Each wait made for a significant drop-off in Boston’s audience, but this time may have been the most obvious. Boston’s previous four efforts were all top 10 albums that sold at least a million copies. This album accomplished neither.
It may not be fair to evaluate an album based on its predecessors or how long the album took to make, but it’s hard to think that it took Scholz and Co. eight years to create this. “As Tom Scholz fans might expect, a metallic sheen gleams across the surface of each track” (Doerschuk).

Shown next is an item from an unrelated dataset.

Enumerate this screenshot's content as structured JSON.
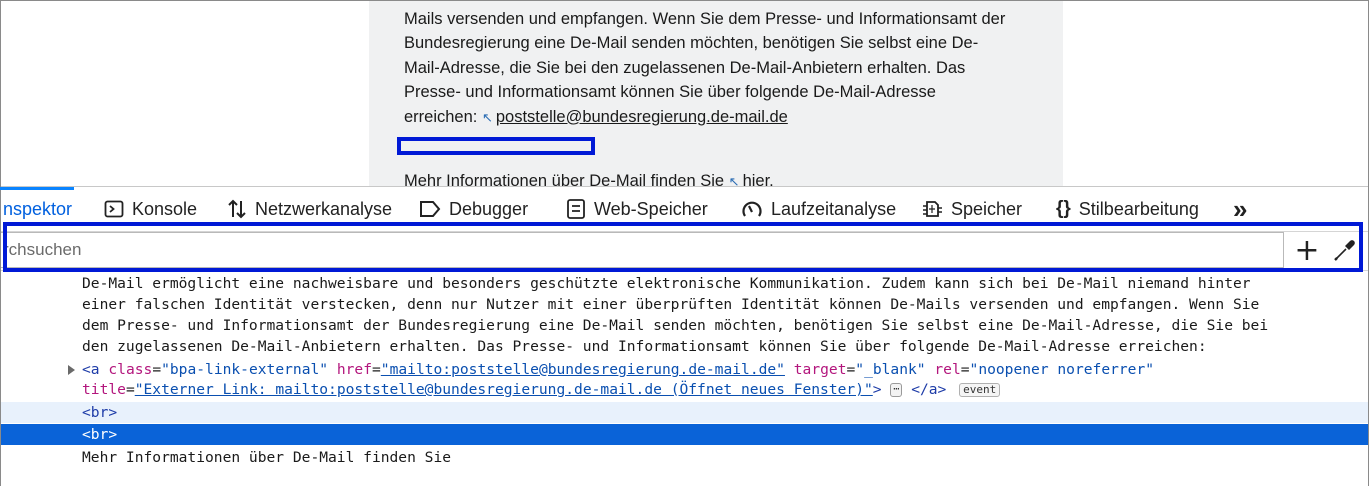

Of course, this sound is exactly what turns off some people, but at least in the past, Boston delivered some unarguably memorable songs, even if they did sound too clean.
There are “resonant anthems like the politically correct title track as well as more intimate acoustic moments on With You and elsewhere. (The same sleek textures coat the album's one live track, a cover of Livin’ for You that’s marred only by the electronic snare drum, which sounds distressingly like the zap of a toy space gun.) Acoustic guitars glisten in fields of dewy reverb, while Scholz’s electric leads and fills project a streamlined muscularity” (Doerschuk). Still, none of these songs are the next ‘More Than a Feeling’ or ‘Amanda.’
“The vocals, delivered by a rotating cast of guests, range from arena stratospherics to whispery folkisms; in the fashion of Phil Spector, Scholz is more concerned with blending them into his timbral landscape than with encouraging interpretive profundities. But that’s fine, for Boston has always centered on one man’s sonic fantasies” (Doerschuk).
So in the end, there are some well done things about this album, but Boston’s past makes it too hard to appreciate them.